As a theorist, my approach would be a fundamental one I draw from Lacanian psychoanalysis and various branches of informatics. But it does not take a philosopher to understand the fall of capitalism. It does not take an economist to understand how intellectual property is highly problematic to capitalism. It does not take a psychoanalyst to grok our perceived posthuman divinity. The very notion of the subject is changing, and our current economic-political framework has not taken this new subject into account.

This is far from a positive attitude. What will come after a liberal-democratic global capitalism collapses? Following Naomi Klein, I believe we may be, in fact, seeing the answer at this very moment: disaster capitalism.

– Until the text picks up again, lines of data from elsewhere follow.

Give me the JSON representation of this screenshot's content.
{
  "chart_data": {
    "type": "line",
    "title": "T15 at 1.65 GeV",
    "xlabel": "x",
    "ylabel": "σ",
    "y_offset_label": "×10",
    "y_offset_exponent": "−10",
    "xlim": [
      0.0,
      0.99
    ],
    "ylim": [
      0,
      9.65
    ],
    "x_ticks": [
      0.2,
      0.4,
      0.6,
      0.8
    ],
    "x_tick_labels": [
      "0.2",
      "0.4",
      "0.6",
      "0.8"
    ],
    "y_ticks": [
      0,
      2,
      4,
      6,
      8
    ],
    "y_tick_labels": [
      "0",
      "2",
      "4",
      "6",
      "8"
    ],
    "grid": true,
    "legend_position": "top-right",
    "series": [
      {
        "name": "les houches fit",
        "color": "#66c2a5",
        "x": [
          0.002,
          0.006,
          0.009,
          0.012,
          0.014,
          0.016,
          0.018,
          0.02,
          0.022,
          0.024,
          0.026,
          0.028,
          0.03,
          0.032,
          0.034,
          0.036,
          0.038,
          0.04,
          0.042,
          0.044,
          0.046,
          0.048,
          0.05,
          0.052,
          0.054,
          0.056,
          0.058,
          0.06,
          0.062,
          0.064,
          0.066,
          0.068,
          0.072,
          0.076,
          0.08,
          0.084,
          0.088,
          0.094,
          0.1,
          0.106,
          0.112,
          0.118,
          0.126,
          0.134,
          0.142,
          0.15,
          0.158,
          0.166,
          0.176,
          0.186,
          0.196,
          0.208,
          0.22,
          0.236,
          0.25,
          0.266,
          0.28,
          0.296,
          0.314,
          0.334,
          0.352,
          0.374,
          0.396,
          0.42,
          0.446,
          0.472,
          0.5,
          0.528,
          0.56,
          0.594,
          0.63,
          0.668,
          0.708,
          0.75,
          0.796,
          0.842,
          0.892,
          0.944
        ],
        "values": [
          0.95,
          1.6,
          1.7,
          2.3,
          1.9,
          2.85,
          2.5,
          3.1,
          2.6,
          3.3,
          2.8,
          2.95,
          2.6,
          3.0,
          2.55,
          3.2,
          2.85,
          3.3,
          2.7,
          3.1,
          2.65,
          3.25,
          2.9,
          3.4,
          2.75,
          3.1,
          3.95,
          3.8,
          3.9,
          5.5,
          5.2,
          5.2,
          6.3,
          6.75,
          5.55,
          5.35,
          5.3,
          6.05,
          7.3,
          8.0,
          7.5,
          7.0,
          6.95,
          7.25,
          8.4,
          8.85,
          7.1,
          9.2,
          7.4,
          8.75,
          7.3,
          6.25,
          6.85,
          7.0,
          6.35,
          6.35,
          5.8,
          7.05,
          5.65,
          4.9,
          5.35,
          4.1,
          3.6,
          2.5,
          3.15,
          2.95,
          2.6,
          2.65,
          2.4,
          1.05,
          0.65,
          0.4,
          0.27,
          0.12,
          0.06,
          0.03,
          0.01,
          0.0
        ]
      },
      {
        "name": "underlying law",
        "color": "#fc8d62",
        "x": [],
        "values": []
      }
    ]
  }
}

Soon, disaster capitalism may not only be a complex, but a primary mode, since disasters may very well be the only event in which the subject returns to its primal state of non-divinity, a powerless human subject that fits perfectly into the framework of capitalism. If the postmodern is a cultural logic of late capitalism, I see Postmodern 2.0 as a cultural logic of the collapse of capitalism, but which may very well also be a logic of the rise of global disaster capitalism. We already have the scenarios for that — Iran, Palestine, global Muslim rage, climate change…

This time is crucial. We must act fast and think of economic-political alternatives that acknowledge the novel free-flowing, global-reaching, informational subject and, as with Žižek, resist the trap of hasty socio-political actions. We must realize that the implications of our actions in this day and age are great, and a lot of the time, irreversible. Without a clear cognitive mapping of what is going on, wisdom will not be possible.